The modulation of garlic oil (GO) and three allyl compounds, diallyl sulfide (DAS), diallyl disulfide (DADS) and diallyl trisulfide (DATS), on the antioxidation system in rat livers and red blood cells was examined. Rats were orally administered GO (200 mg/kg body weight), DAS (20, 80 mg/kg body weight), DADS (80 mg/kg body weight) or DATS (70 mg/kg body weight) three times a week for 6 weeks. Control rats received corn oil (2 ml/kg body weight) alone. GO, DADS and DATS treatment significantly increased the glutathione (GSH) content (48-84%) in red blood cells (P < 0.05). DATS displayed a greater enhancement than GO and DADS (P < 0.05). Hemolysis induced by tert-butyl hydroperoxide was not suppressed by GO or allyl compound treatment although higher GSH content was evident. Hepatic GSH was not influenced by garlic components. In rat livers, DADS and DATS significantly increased the activity of GSH reductase (46 and 54%, respectively) and of GSH S-transferase (GST) (63 and 103%, respectively), but decreased the GSH peroxidase activity (27 and 28%, respectively). In contrast, GSH reductase and GST activities in the DAS group, either 20 or 80 mg/kg body weight, were similar to the control group. A decrease of GSH peroxidase activity was observed in rats dosed with 80 mg/kg body weight (P < 0.05). An increase in GST activity and a decrease in GSH peroxidase activities were also noted in GO-treated rats (P < 0.05).
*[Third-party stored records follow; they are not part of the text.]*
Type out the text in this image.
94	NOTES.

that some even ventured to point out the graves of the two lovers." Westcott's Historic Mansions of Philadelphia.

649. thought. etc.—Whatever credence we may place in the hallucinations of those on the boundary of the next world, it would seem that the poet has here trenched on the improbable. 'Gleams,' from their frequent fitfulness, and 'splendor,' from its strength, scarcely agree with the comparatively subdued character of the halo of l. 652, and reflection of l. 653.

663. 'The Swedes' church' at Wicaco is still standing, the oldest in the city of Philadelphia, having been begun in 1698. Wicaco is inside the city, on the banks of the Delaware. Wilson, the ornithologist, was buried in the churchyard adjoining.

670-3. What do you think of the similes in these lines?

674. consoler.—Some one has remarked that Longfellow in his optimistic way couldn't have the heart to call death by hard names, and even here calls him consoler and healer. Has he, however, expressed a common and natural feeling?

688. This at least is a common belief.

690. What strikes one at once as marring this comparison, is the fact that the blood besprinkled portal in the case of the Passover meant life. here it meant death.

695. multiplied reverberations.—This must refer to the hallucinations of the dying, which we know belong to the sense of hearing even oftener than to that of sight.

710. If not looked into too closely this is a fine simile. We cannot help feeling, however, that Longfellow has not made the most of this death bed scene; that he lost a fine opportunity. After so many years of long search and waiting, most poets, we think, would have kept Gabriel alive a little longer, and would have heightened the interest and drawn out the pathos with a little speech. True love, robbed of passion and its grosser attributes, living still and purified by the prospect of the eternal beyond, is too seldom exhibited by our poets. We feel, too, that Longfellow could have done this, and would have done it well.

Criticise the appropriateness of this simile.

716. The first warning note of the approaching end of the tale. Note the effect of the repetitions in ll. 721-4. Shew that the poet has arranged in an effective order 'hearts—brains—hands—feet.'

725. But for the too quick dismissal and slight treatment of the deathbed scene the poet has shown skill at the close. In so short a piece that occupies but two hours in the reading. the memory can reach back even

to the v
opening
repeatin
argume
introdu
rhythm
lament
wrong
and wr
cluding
In red blood cells, three GSH-related antioxidant enzyme activities were not affected by garlic oil and its organosulfur components. Immunoblot assay showed that, accompanying the increase in hepatic GST activity, GO, DADS, DAS (80 mg/kg body weight) and DATS increased the expression of GST Ya, Yb1 and Yc proteins. Results indicate that GO and three allyl compounds play a differential role in modulation of the GSH-related antioxidant system in rat livers and red blood cells.